I’m a massive Jason Bateman fan. This is largely due to him making the role of Arrested Development’s Michael Bluth his own. However, I must be honest and say that I approached this film with a certain amount of trepidation. It seems that most directors and writers aren’t sure how to use him properly. It is not enough to simply make him be uptight and snarky. What makes his performance in Arrested Development so likeable is the human quality he brings to the snark. Michael Bluth has all of the smart alec quips but he is also very fallible and that is what makes him and therefore Bateman’s performance so likeable. If you remove that vulnerability it tends to render the character quite unlikeable. This is what happens in this film and also what happened in the Pegg & Frost vehicle, Paul. It’s a little more forgivable in Paul because he was playing the bad guy but even so I left the film feeling that Jason Bateman had been used incorrectly. Let’s hope that people start to realise that he is so much more than an uptight man with a sharp line in cutting remarks.

Incorrect Bateman deployment aside I was also a little worried about how well I would enjoy this film because it has Jennifer Aniston and Colin Farrell as headline stars.

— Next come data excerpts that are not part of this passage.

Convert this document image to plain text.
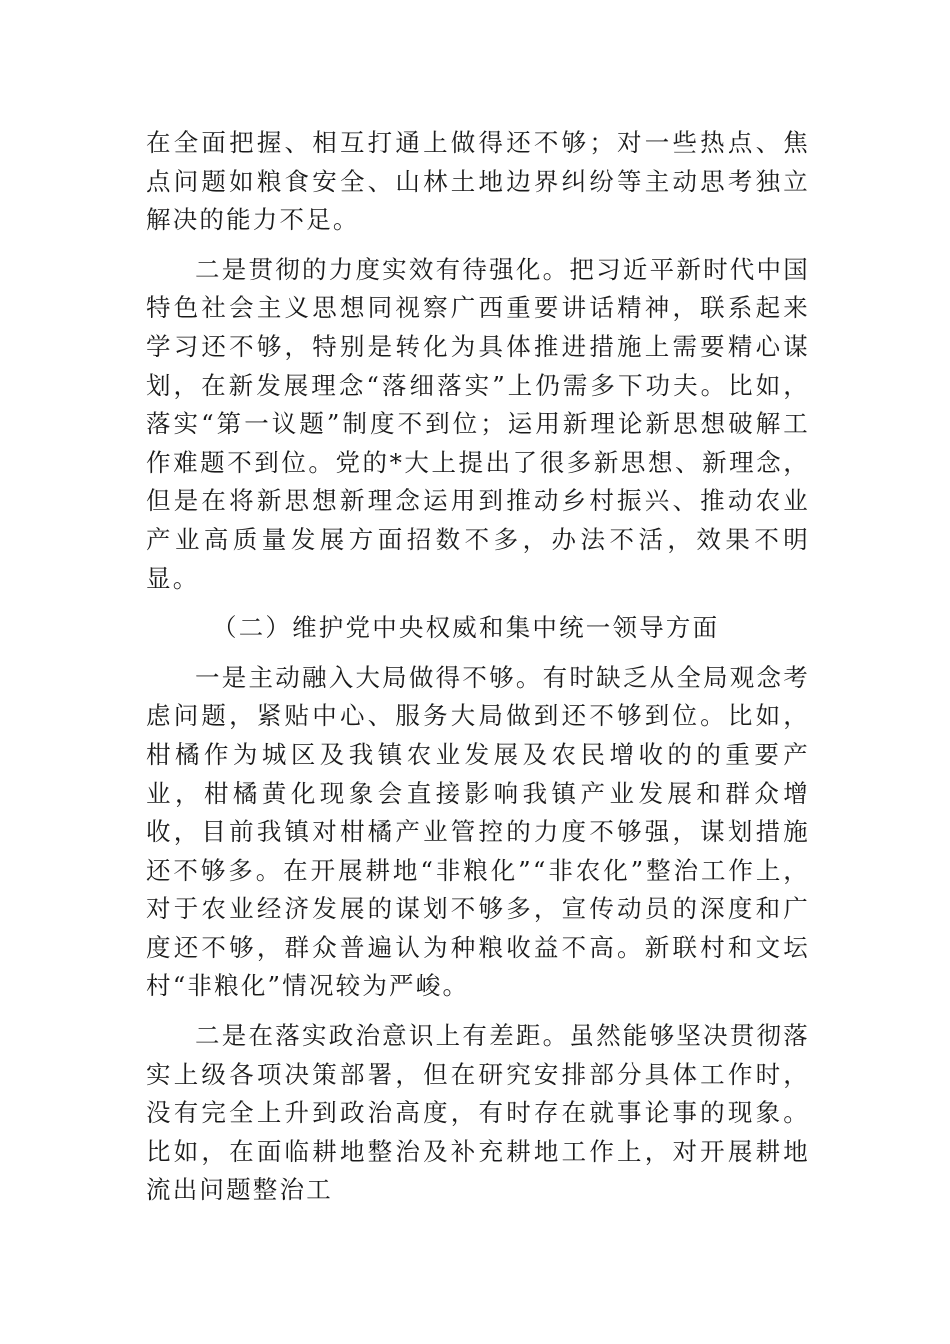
在全面把握、相互打通上做得还不够；对一些热点、焦点问题如粮食安全、山林土地边界纠纷等主动思考独立解决的能力不足。

二是贯彻的力度实效有待强化。把习近平新时代中国特色社会主义思想同视察广西重要讲话精神，联系起来学习还不够，特别是转化为具体推进措施上需要精心谋划，在新发展理念“落细落实”上仍需多下功夫。比如，落实“第一议题”制度不到位；运用新理论新思想破解工作难题不到位。党的*大上提出了很多新思想、新理念，但是在将新思想新理念运用到推动乡村振兴、推动农业产业高质量发展方面招数不多，办法不活，效果不明显。

（二）维护党中央权威和集中统一领导方面

一是主动融入大局做得不够。有时缺乏从全局观念考虑问题，紧贴中心、服务大局做到还不够到位。比如，柑橘作为城区及我镇农业发展及农民增收的的重要产业，柑橘黄化现象会直接影响我镇产业发展和群众增收，目前我镇对柑橘产业管控的力度不够强，谋划措施还不够多。在开展耕地“非粮化”“非农化”整治工作上，对于农业经济发展的谋划不够多，宣传动员的深度和广度还不够，群众普遍认为种粮收益不高。新联村和文坛村“非粮化”情况较为严峻。

二是在落实政治意识上有差距。虽然能够坚决贯彻落实上级各项决策部署，但在研究安排部分具体工作时，没有完全上升到政治高度，有时存在就事论事的现象。比如，在面临耕地整治及补充耕地工作上，对开展耕地流出问题整治工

I don’t generally enjoy their performances. Surprisingly, I had no problem with either of them. In fact I quite enjoyed both of them in this film. I was less enamoured with Kevin Spacey’s performance. ┬áThat’s not to say he was doing anything wrong it’s just that I felt I was watching an amalgam of his roles from Glenn Gary Glenn Ross and Swimming With Sharks. I suspect that that is what he was instructed to do. His character felt a little one-dimensional although I suspect this is more to do with the direction and writing though.

This film has a lot of the right ingredients but for some reason they just don’t gel. Some nice little cameo moments, sufficient silliness and a reasonable plot. When the film finished I pondered why it didn’t really fly. In my mind I felt that the director is responsible for this. I didn’t know who had directed it. It’s Seth Gordon. He of Four Christmases fame. Ok, so that’s not the only thing he’s directed but it is something I have seen recently and felt exactly the same way about. He seems to have a talent for taking very good quality ingredients and making a very average dinner. He is also responsible for The King of Kong so I am not going to damn him completely but I think he may be a better documentary film maker.

It’s not all bad though. There are some moments of hilarity but they are hidden amongst a lot of jokes that fall ever so flat. Maybe other people won’t have such a problem with it but I found Charlie Day’s voice incredibly annoying but he still manages to glean some laughs. Jason Sudeikis’ character is also a bit smug and you kind of want him to end up being jailed for murder.

Overall this film is ok. Not as good as it should be but still Ok. I wouldn’t spend any money on it though. Wait until it’s on TV and then you won’t resent it for taking your money.